As photographic technology expanded photography's user base, the photograph went from a rare prized possession to common keepsake to a nuisance that clutters our visual memories. Writing of this visual oversaturation, Michael Sacasas worries that
digital photography and sites like Facebook have brought us to an age of memory abundance. The paradoxical consequence of this development will be the progressive devaluing of such memories and severing of the past’s hold on the present. Gigabytes and terabytes of digital memories will not make us care more about those memories, they will make us care less.

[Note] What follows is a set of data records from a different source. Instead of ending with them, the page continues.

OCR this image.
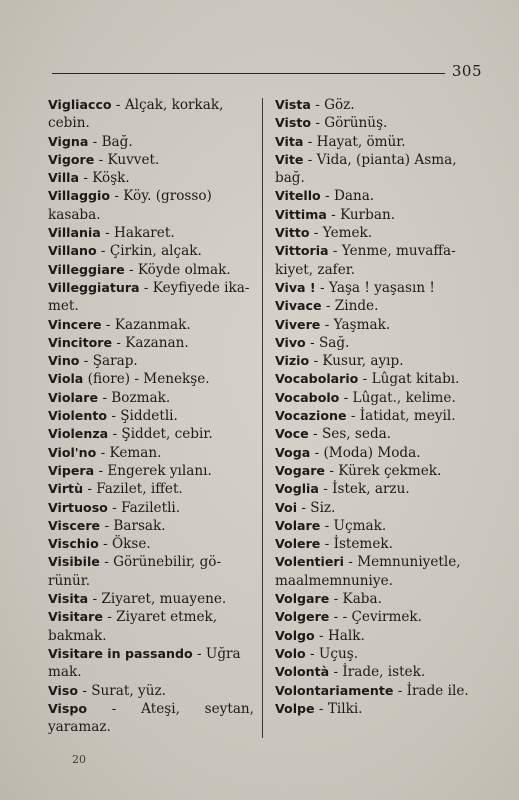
305
Vigliacco - Alçak, korkak,
cebin.
Vigna - Bağ.
Vigore - Kuvvet.
Villa - Köşk.
Villaggio - Köy. (grosso)
kasaba.
Villania - Hakaret.
Villano - Çirkin, alçak.
Villeggiare - Köyde olmak.
Villeggiatura - Keyfiyede ika-
met.
Vincere - Kazanmak.
Vincitore - Kazanan.
Vino - Şarap.
Viola (fiore) - Menekşe.
Violare - Bozmak.
Violento - Şiddetli.
Violenza - Şiddet, cebir.
Viol'no - Keman.
Vipera - Engerek yılanı.
Virtù - Fazilet, iffet.
Virtuoso - Faziletli.
Viscere - Barsak.
Vischio - Ökse.
Visibile - Görünebilir, gö-
rünür.
Visita - Ziyaret, muayene.
Visitare - Ziyaret etmek,
bakmak.
Visitare in passando - Uğra
mak.
Viso - Surat, yüz.
Vispo - Ateşi, seytan, yaramaz.
Vista - Göz.
Visto - Görünüş.
Vita - Hayat, ömür.
Vite - Vida, (pianta) Asma,
bağ.
Vitello - Dana.
Vittima - Kurban.
Vitto - Yemek.
Vittoria - Yenme, muvaffa-
kiyet, zafer.
Viva ! - Yaşa ! yaşasın !
Vivace - Zinde.
Vivere - Yaşmak.
Vivo - Sağ.
Vizio - Kusur, ayıp.
Vocabolario - Lûgat kitabı.
Vocabolo - Lûgat., kelime.
Vocazione - İatidat, meyil.
Voce - Ses, seda.
Voga - (Moda) Moda.
Vogare - Kürek çekmek.
Voglia - İstek, arzu.
Voi - Siz.
Volare - Uçmak.
Volere - İstemek.
Volentieri - Memnuniyetle,
maalmemnuniye.
Volgare - Kaba.
Volgere - - Çevirmek.
Volgo - Halk.
Volo - Uçuş.
Volontà - İrade, istek.
Volontariamente - İrade ile.
Volpe - Tilki.
20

By simulating the aesthetic of photographic scarcity, Instagram works as a response to (or overcompensation for) this fear — the enchanting landscape, disarming portrait, the bold statements and delicate textures look like moments captured from the past for posterity. These are the visual cues of photography pre-digital-devaluation, right down to the warm colors, faded glow, and false paper scratches and borders. Instagram’s faux-vintage filters, as I argued previously, reassure that present lives are just as authentic and worthy of nostalgia as the life captured in the seemingly scarce images from the analog past. Photographs are becoming too easy, so, dammit, here’s my life framed like it’s 1942.
But having an Instagram account is like having an abundance of money in a dead currency. So much nostalgia and meaning have been shoveled at us that the aesthetic has lost much of its ability to affect. Merely making your photos evocative of photo scarcity doesn’t make them actually scarce or make others covet them. There’s a deep mismatch between the aesthetic language of Instagram and the affordances of the network. Despite all the manufactured nostalgia, your photo disappears down the stream, largely unnoticed.
So whereas Instagram merely evokes the look of scarcity, temporary photography by definition enforces a certain rarity that imbues the image with a heightened aura of meaningfulness. Snapchat inspires memory because it welcomes the possibility of forgetting. Instead of being shared with a large number of people on a popular website, temporary photographs are taken specifically for and shared with one other person or a small group of people. The meaning of the photo doesn’t rest just in its content but in the choice to restrict its consumption — the choice to send that particular image to that particular person at that particular time, to the exclusion of other images, other recipients, and other times.
The ephemerality sharpens viewers’ focus: Once received, a Snapchat count-down is a kind of time-bomb that demands an urgency of vision, a challenge to exhaust the meaning from the image before the clock runs out. Unlike a paper photo that fades slowly over the years, the temporary photo disappears suddenly. Given only a peek, you look hard.
The temporary photo will wrongly be called frivolous or trivial — after all, only unimportant images could be so easily parted with. But as we have seen, there is meaning in witnessing ephemerality itself, an appreciation of impermanence for its own sake. By carving a space away from the growing necessity to record and collect life into database museums, temporary photography encourages an appreciation of the importance of experiencing the present for its own sake.
We might be witnessing an extraordinarily rare, even if minor, countertrend to photography’s increasing abundance — a sort of photographic population control. In this way, the rise of self-deleting photographs might be as much about reinstating the importance of nontemporary photos as it is the enactment of photographic disposability.
If everyday photography becomes temporary photography — if more people switch to apps like Snapchat and Poke — photos saved to more permanent locations like Facebook will become correspondingly more scarce and perhaps seem more important. Photographs taken and shared as temporary will impart more meaning to those chosen to be permanent. In the age of digital abundance, photography desperately needs this introduction of intentional and assured mortality, so that some photos can become immortal again.